Rushing also objects to the presumption the same person appears to have checked the box on both grievances. In support of this objection, he cites to the fact no handwriting expert was called nor was anyone familiar with Rushing's handwriting. Again, the hearing court is allowed to make factual and credibility determinations. See Pavey II, 663 F.3d at 904. Although the burden is on Gerst to prove an affirmative defense (see Dole, 438 F.3d at 809), he provided evidence through the testimony of the Grievance Officer that the grievance was within the scope of the jurisdiction of the prison system. This is confirmed by 20 Ill. Admin. Code § 504.870(a) which requires a grievance to be submitted directly to the ARB only in the following scenarios:

1.) Decisions regarding protective custody placement, including continued placement in or release from protective custody

2.) Decisions regarding the involuntary administration of psychotropic medication

3.) Decisions regarding the disciplinary proceedings that were made at a facility other than the facility where the offender is currently assigned.

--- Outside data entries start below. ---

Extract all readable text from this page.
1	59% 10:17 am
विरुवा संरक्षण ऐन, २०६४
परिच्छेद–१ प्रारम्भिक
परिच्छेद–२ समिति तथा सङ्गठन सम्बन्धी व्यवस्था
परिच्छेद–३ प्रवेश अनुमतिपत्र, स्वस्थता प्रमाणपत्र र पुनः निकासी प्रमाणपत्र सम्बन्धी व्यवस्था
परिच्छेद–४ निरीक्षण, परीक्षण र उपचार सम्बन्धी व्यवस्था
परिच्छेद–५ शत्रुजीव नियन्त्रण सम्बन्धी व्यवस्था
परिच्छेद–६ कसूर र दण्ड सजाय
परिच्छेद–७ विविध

4.) Other issues except personal property issues that pertain to a facility other than the facility where the offender is currently assigned.

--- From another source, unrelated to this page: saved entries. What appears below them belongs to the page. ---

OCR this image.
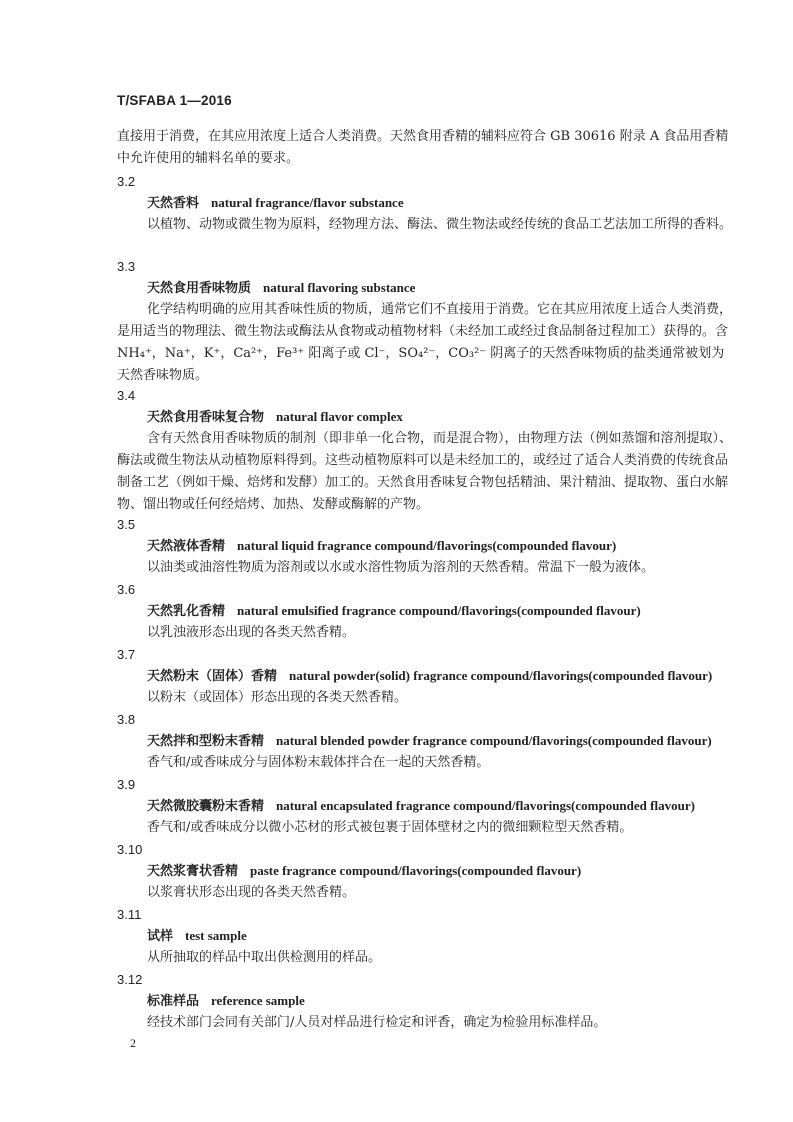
T/SFABA 1—2016
直接用于消费，在其应用浓度上适合人类消费。天然食用香精的辅料应符合 GB 30616 附录 A 食品用香精中允许使用的辅料名单的要求。
3.2
天然香料 natural fragrance/flavor substance
以植物、动物或微生物为原料，经物理方法、酶法、微生物法或经传统的食品工艺法加工所得的香料。
3.3
天然食用香味物质 natural flavoring substance
化学结构明确的应用其香味性质的物质，通常它们不直接用于消费。它在其应用浓度上适合人类消费，是用适当的物理法、微生物法或酶法从食物或动植物材料（未经加工或经过食品制备过程加工）获得的。含 NH₄⁺，Na⁺，K⁺，Ca²⁺，Fe³⁺ 阳离子或 Cl⁻，SO₄²⁻，CO₃²⁻ 阴离子的天然香味物质的盐类通常被划为天然香味物质。
3.4
天然食用香味复合物 natural flavor complex
含有天然食用香味物质的制剂（即非单一化合物，而是混合物），由物理方法（例如蒸馏和溶剂提取）、酶法或微生物法从动植物原料得到。这些动植物原料可以是未经加工的，或经过了适合人类消费的传统食品制备工艺（例如干燥、焙烤和发酵）加工的。天然食用香味复合物包括精油、果汁精油、提取物、蛋白水解物、馏出物或任何经焙烤、加热、发酵或酶解的产物。
3.5
天然液体香精 natural liquid fragrance compound/flavorings(compounded flavour)
以油类或油溶性物质为溶剂或以水或水溶性物质为溶剂的天然香精。常温下一般为液体。
3.6
天然乳化香精 natural emulsified fragrance compound/flavorings(compounded flavour)
以乳浊液形态出现的各类天然香精。
3.7
天然粉末（固体）香精 natural powder(solid) fragrance compound/flavorings(compounded flavour)
以粉末（或固体）形态出现的各类天然香精。
3.8
天然拌和型粉末香精 natural blended powder fragrance compound/flavorings(compounded flavour)
香气和/或香味成分与固体粉末载体拌合在一起的天然香精。
3.9
天然微胶囊粉末香精 natural encapsulated fragrance compound/flavorings(compounded flavour)
香气和/或香味成分以微小芯材的形式被包裹于固体壁材之内的微细颗粒型天然香精。
3.10
天然浆膏状香精 paste fragrance compound/flavorings(compounded flavour)
以浆膏状形态出现的各类天然香精。
3.11
试样 test sample
从所抽取的样品中取出供检测用的样品。
3.12
标准样品 reference sample
经技术部门会同有关部门/人员对样品进行检定和评香，确定为检验用标准样品。
2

20 Ill. Admin. Code §504.870(a). None of these scenarios was indicated on the grievance form, in fact, nothing was indicated on the grievance form except the checked box. Further, even if Rushing had argued (which he did not) that the grievance was outside of the jurisdiction because there was some evidence the injection was a psychotropic medication, Magistrate Judge Frazier and this Court both find it unbelievable the grievance counselor would not print her name, sign the form, write the reasoning behind it, date the form, and then check the box as required on the form. Further, the October 14, 2009 grievance (complaining of the amount of time to process the grievance) which was also sent directly to the ARB under the same circumstances as the July 24, 2009 grievance certainly did not fall within any of the four scenarios above. Gerst provided sufficient evidence the grievance counselor did not fail to follow standard protocol twice by either a.) stating there was no jurisdiction when there was jurisdiction or b.) correctly stating there was no jurisdiction but failing to fill out two forms properly.

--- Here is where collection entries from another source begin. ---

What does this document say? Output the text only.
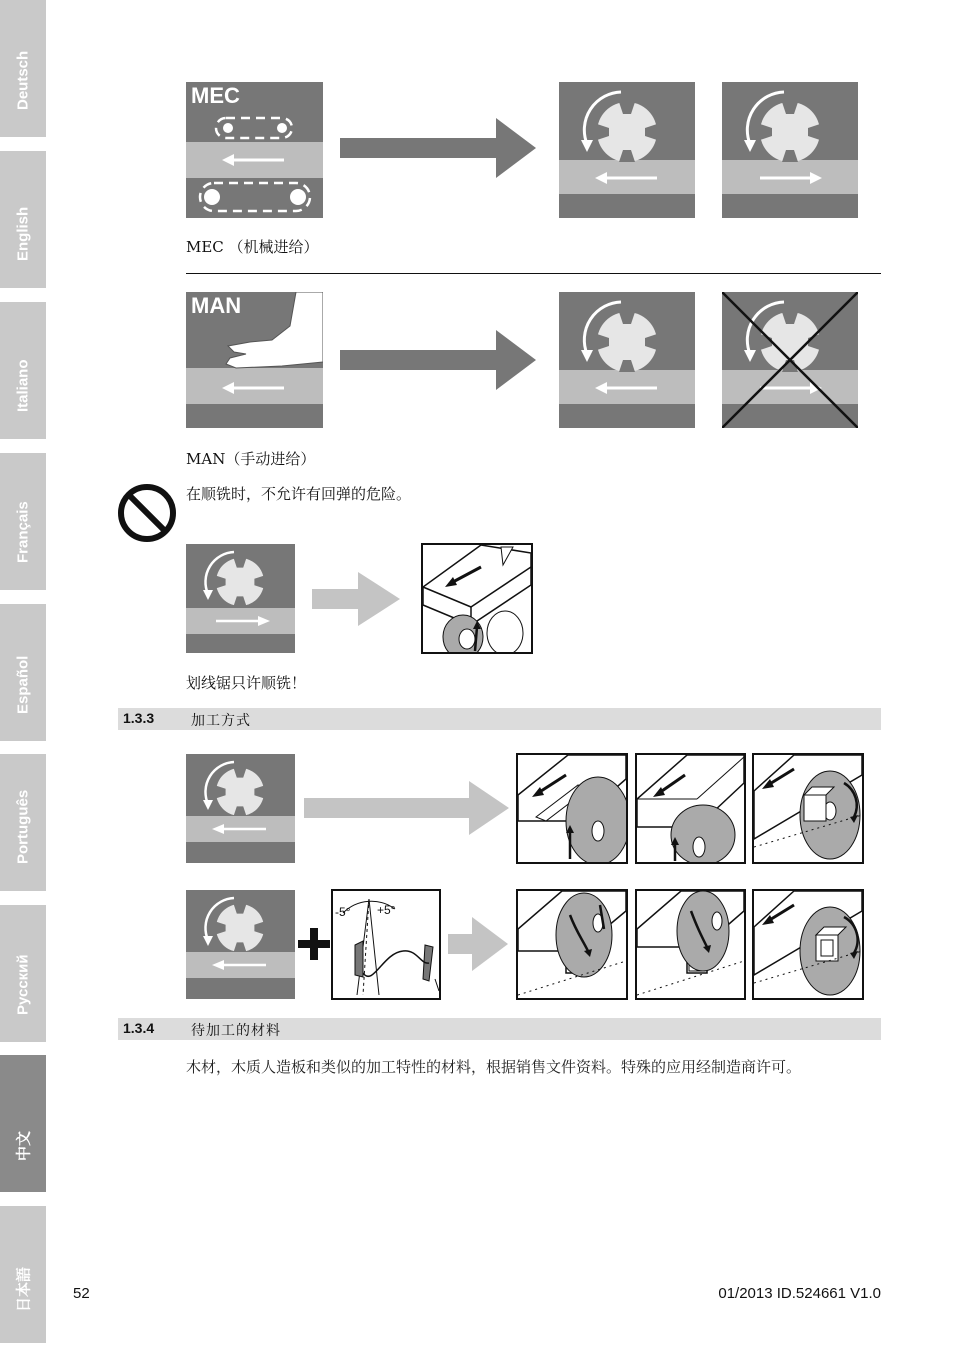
Deutsch
English
Italiano
Français
Español
Português
Русский
中文
日本語
MEC
MEC （机械进给）
MAN
MAN（手动进给）
在顺铣时，不允许有回弹的危险。
划线锯只许顺铣！
1.3.3	加工方式
-5° +5°
1.3.4	待加工的材料
木材，木质人造板和类似的加工特性的材料，根据销售文件资料。特殊的应用经制造商许可。
52	01/2013 ID.524661 V1.0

There is no reason to believe the grievance was outside of the jurisdiction of the grievance procedures. Gerst has provided sufficient evidence to prove Rushing never filed the grievance at the second step with the Grievance Officer as required. The Grievance Officer has no record of these grievances ever being filed but keeps a record book. The complained of grievances were within the jurisdiction of the facility. Rushing testified he mailed the grievances on to the ARB himself. The Court does not find it credible that Dolce told him to mail the grievances without filling out any information on the form. Rather, like Magistrate Judge Frazier, this Court finds Rushing did not want to wait for the administrative process to run its course and sent the grievance before completing all of the necessary steps. It was established during the hearing Rushing had knowledge of the grievance system and knew the steps he needed to take.

In spite of this, he mailed the grievance to the ARB before completing the required steps in the correctional facility. This is willfully failing to exhaust his remedies and therefore, "the case is over." Pavey, 544 F.3d at 742.

After reviewing Magistrate Judge Frazier's Report and Recommendation and conducting a de novo review of the objected to portions, the Court believes the R&R is correct. The Court has reviewed the remainder of the R& R for clear error and found none. Johnson v. Zema Sys. Corp., 170 F.3d 734, 739 (7th Cir. 1999).

The Court ADOPTS the Report and Recommendation (Doc. 48) and GRANTS Gerst's motion for summary judgment (Doc. 26). As there are no remaining issues, the case is DISMISSED with prejudice.